У Ронана началась совсем иная жизнь. Сначала по часу, потом по два, а затем всё больше и больше времени ему приходилось уделять занятиям со старым воином. Оставалось, ежели не меньше времени, то меньше физических сил на игры со сверстниками. Поначалу он просто дрался на палках со своим учителем. И это казалось ему забавным. Но старый суровый солдат оказался более опытным педагогом, нежели беспечный школяр. Постепенно их сражения на палках становились более продолжительными и более жёсткими. У мальчика прибавлялось сил и выносливости. Детское тело привыкало к синякам и ссадинам. Вскоре вместо палки Ронану местный кузнец выковал небольшого размера меч. И его занятия стали менее походить на детскую забаву, но больше напоминать обучение настоящих воинов. Учитель показывал мальчику различные удары и способы защиты. Арсенал их боевых упражнений всё более обогащался. Ронан учился бросать дротик, стрелять из лука, арбалета и даже палить из аркебузы. Хотя такое оружие и считалось предназначенным для пеших ратников, но барон распорядился, чтобы его сын научился владеть всеми видами оружия, бывшем в ходу в то время. А посему Ронану приходилось даже делать упражнения с пиками и алебардами.

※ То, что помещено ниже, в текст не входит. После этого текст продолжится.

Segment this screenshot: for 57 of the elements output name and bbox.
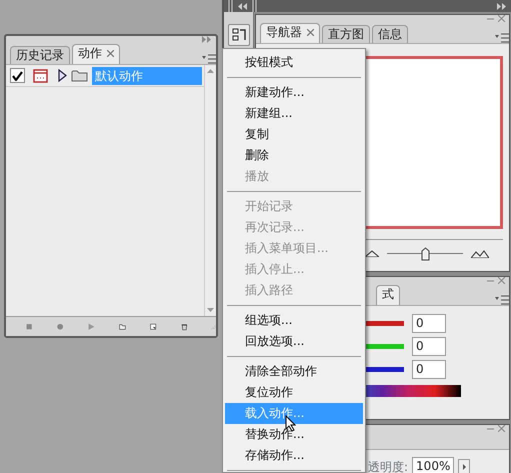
menu-item[interactable]: 组选项... <box>225 310 363 331</box>
panel-tab[interactable]: 导航器 <box>260 23 320 43</box>
scrollbar[interactable] <box>204 65 216 316</box>
zoom-slider[interactable] <box>387 246 463 260</box>
grip-icon[interactable] <box>252 0 258 12</box>
expand-arrow-icon[interactable] <box>58 69 67 82</box>
menu-item: 播放 <box>244 168 270 185</box>
opacity-label: 透明度: <box>368 458 408 473</box>
panel-menu-icon[interactable] <box>495 295 509 305</box>
menu-item: 插入路径 <box>244 282 294 299</box>
menu-item: 再次记录... <box>244 219 306 236</box>
folder-icon <box>71 69 88 82</box>
panel-tab[interactable]: 式 <box>376 285 400 305</box>
menu-item[interactable]: 复制 <box>225 124 363 145</box>
close-icon[interactable] <box>107 50 114 58</box>
close-icon[interactable] <box>307 29 314 36</box>
menu-item: 插入菜单项目... <box>244 240 330 257</box>
value-field[interactable]: 0 <box>412 314 446 333</box>
scroll-down-icon[interactable] <box>207 308 214 312</box>
menu-item[interactable]: 替换动作... <box>225 424 363 445</box>
toggle-checkbox[interactable] <box>10 68 25 83</box>
value-field[interactable]: 0 <box>412 360 446 379</box>
dropdown-arrow-icon[interactable] <box>458 458 470 473</box>
menu-item[interactable]: 清除全部动作 <box>225 361 363 382</box>
scroll-up-icon[interactable] <box>207 69 214 73</box>
panel-menu-icon[interactable] <box>495 33 509 43</box>
resize-grip-icon[interactable] <box>211 322 216 330</box>
close-icon[interactable] <box>498 425 505 432</box>
menu-item: 插入停止... <box>244 261 306 278</box>
menu-item[interactable]: 复位动作 <box>225 382 363 403</box>
check-icon <box>12 70 23 80</box>
panel-tab[interactable]: 历史记录 <box>10 46 70 64</box>
menu-item[interactable]: 新建动作... <box>225 82 363 103</box>
actions-panel-button[interactable] <box>228 24 250 46</box>
menu-item[interactable]: 删除 <box>225 145 363 166</box>
zoom-in-icon[interactable] <box>471 250 489 258</box>
opacity-field[interactable]: 100% <box>412 457 454 473</box>
collapse-left-icon[interactable] <box>238 2 248 10</box>
zoom-out-icon[interactable] <box>365 250 379 257</box>
dialog-toggle-icon[interactable] <box>33 68 48 82</box>
collapse-icon[interactable] <box>202 36 212 43</box>
menu-item[interactable]: 新建组... <box>225 103 363 124</box>
close-icon[interactable] <box>498 277 505 284</box>
menu-item[interactable]: 按钮模式 <box>225 52 363 73</box>
grip-icon[interactable] <box>228 0 234 12</box>
actions-icon <box>232 28 246 42</box>
menu-item[interactable]: 存储动作... <box>225 445 363 466</box>
panel-tab[interactable]: 直方图 <box>322 25 370 43</box>
panel-tab[interactable]: 信息 <box>372 25 408 43</box>
expand-right-icon[interactable] <box>497 2 507 10</box>
panel-menu-icon[interactable] <box>202 54 216 64</box>
panel-tab[interactable]: 动作 <box>72 44 120 64</box>
value-field[interactable]: 0 <box>412 337 446 356</box>
slider-thumb[interactable] <box>421 246 430 260</box>
menu-item: 开始记录 <box>244 198 294 215</box>
menu-item[interactable]: 回放选项... <box>225 331 363 352</box>
close-icon[interactable] <box>498 15 505 22</box>
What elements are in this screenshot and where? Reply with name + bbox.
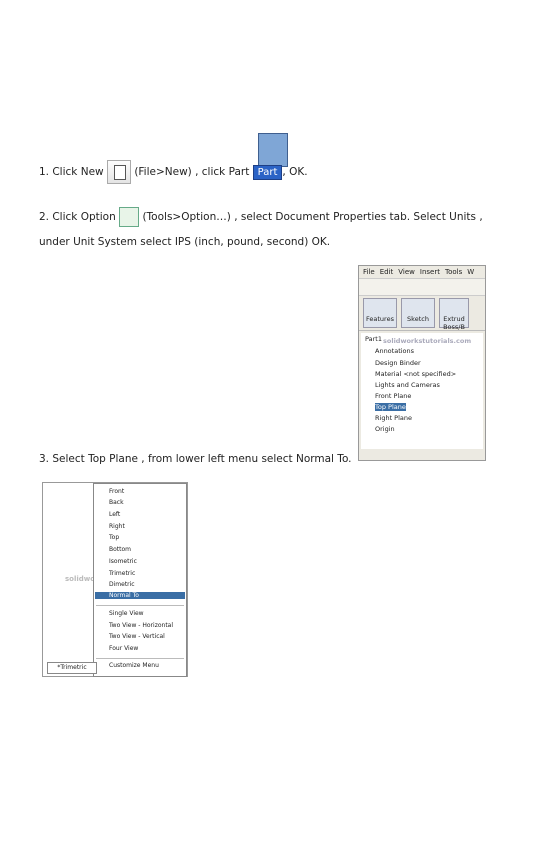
tab-features[interactable]: Features — [363, 298, 397, 328]
view-two-horizontal[interactable]: Two View - Horizontal — [109, 622, 173, 629]
view-dimetric[interactable]: Dimetric — [109, 581, 135, 588]
watermark: solidworkstutorials.com — [383, 337, 472, 345]
menu-window[interactable]: W — [467, 268, 474, 276]
view-isometric[interactable]: Isometric — [109, 558, 137, 565]
tree-top-plane[interactable]: Top Plane — [375, 403, 406, 411]
view-normal-to[interactable]: Normal To — [95, 592, 185, 599]
solidworks-panel: File Edit View Insert Tools W Features S… — [358, 265, 486, 461]
view-four[interactable]: Four View — [109, 645, 138, 652]
step-1-middle: (File>New) , click Part — [134, 166, 250, 178]
view-bottom[interactable]: Bottom — [109, 546, 131, 553]
step-2-line1: (Tools>Option…) , select Document Proper… — [142, 211, 483, 223]
step-1-prefix: 1. Click New — [39, 166, 104, 178]
menu-file[interactable]: File — [363, 268, 375, 276]
tree-design-binder[interactable]: Design Binder — [375, 359, 421, 367]
tab-sketch[interactable]: Sketch — [401, 298, 435, 328]
menu-separator — [96, 658, 184, 659]
standard-toolbar — [359, 279, 485, 296]
view-single[interactable]: Single View — [109, 610, 144, 617]
step-2-line-2: under Unit System select IPS (inch, poun… — [39, 236, 331, 248]
view-top[interactable]: Top — [109, 534, 119, 541]
menu-insert[interactable]: Insert — [420, 268, 440, 276]
view-left[interactable]: Left — [109, 511, 120, 518]
tree-origin[interactable]: Origin — [375, 425, 395, 433]
view-trimetric[interactable]: Trimetric — [109, 570, 135, 577]
view-two-vertical[interactable]: Two View - Vertical — [109, 633, 165, 640]
part-button[interactable]: Part — [252, 165, 283, 180]
view-right[interactable]: Right — [109, 523, 125, 530]
step-1: 1. Click New (File>New) , click Part Par… — [39, 160, 308, 184]
command-manager: Features Sketch Extrud Boss/B — [359, 296, 485, 331]
view-label[interactable]: *Trimetric — [47, 662, 97, 674]
view-menu: Front Back Left Right Top Bottom Isometr… — [93, 483, 187, 677]
menu-bar: File Edit View Insert Tools W — [359, 266, 485, 279]
step-3: 3. Select Top Plane , from lower left me… — [39, 453, 352, 465]
tree-part[interactable]: Part1 — [365, 335, 382, 343]
options-icon[interactable] — [119, 207, 140, 227]
step-2-prefix: 2. Click Option — [39, 211, 116, 223]
feature-tree: Part1 solidworkstutorials.com Annotation… — [361, 333, 483, 449]
new-document-icon[interactable] — [106, 160, 131, 184]
tree-annotations[interactable]: Annotations — [375, 347, 414, 355]
tab-extrude[interactable]: Extrud Boss/B — [439, 298, 469, 331]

К пятнадцати годам Ронан уже отличался отменной ловкостью и гибкостью тела. Он стал вынослив как тяговая лошадь и силён словно молодой буйвол. На палках он мог побить любого из своих сверстников и часто вызывался драться с более старшими парнями. Ронану весьма не нравилось, когда он чувствовал, что ему специально поддаются – ибо не у всех хватало смелости биться с наследником баронства в полную силу. Он частенько надевал перевязь и по-детски гордо расхаживал с мечом, даже когда кругом были одни лишь слуги. Изменился у него и характер. Почувствовав свою возросшую силу и замечая, с каким почтением окружающие относятся к нему как к будущему их хозяину, тем более в отсутствие барона, Ронану трудно было устоять от соблазна поддаться гордыне и он стал иногда кичливо важничать. Отец Филипп сожалел об уменьшившемся интересе юноши к чтению, качал головой и иногда пытался разговаривать с Ронаном, упрекал его в заносчивости и рассказывал о смиренности духа и прочих христианских добродетелях. Однако, в этом возрасте юношам трудно что-либо доказать словами и внушениями. Так и у Ронана, который с почтительным видом слушал капеллана, а через несколько минут после расставания с ним все сказанные тем благодатные слова улетучивались подобно быстро растворяющемуся в небе облачку.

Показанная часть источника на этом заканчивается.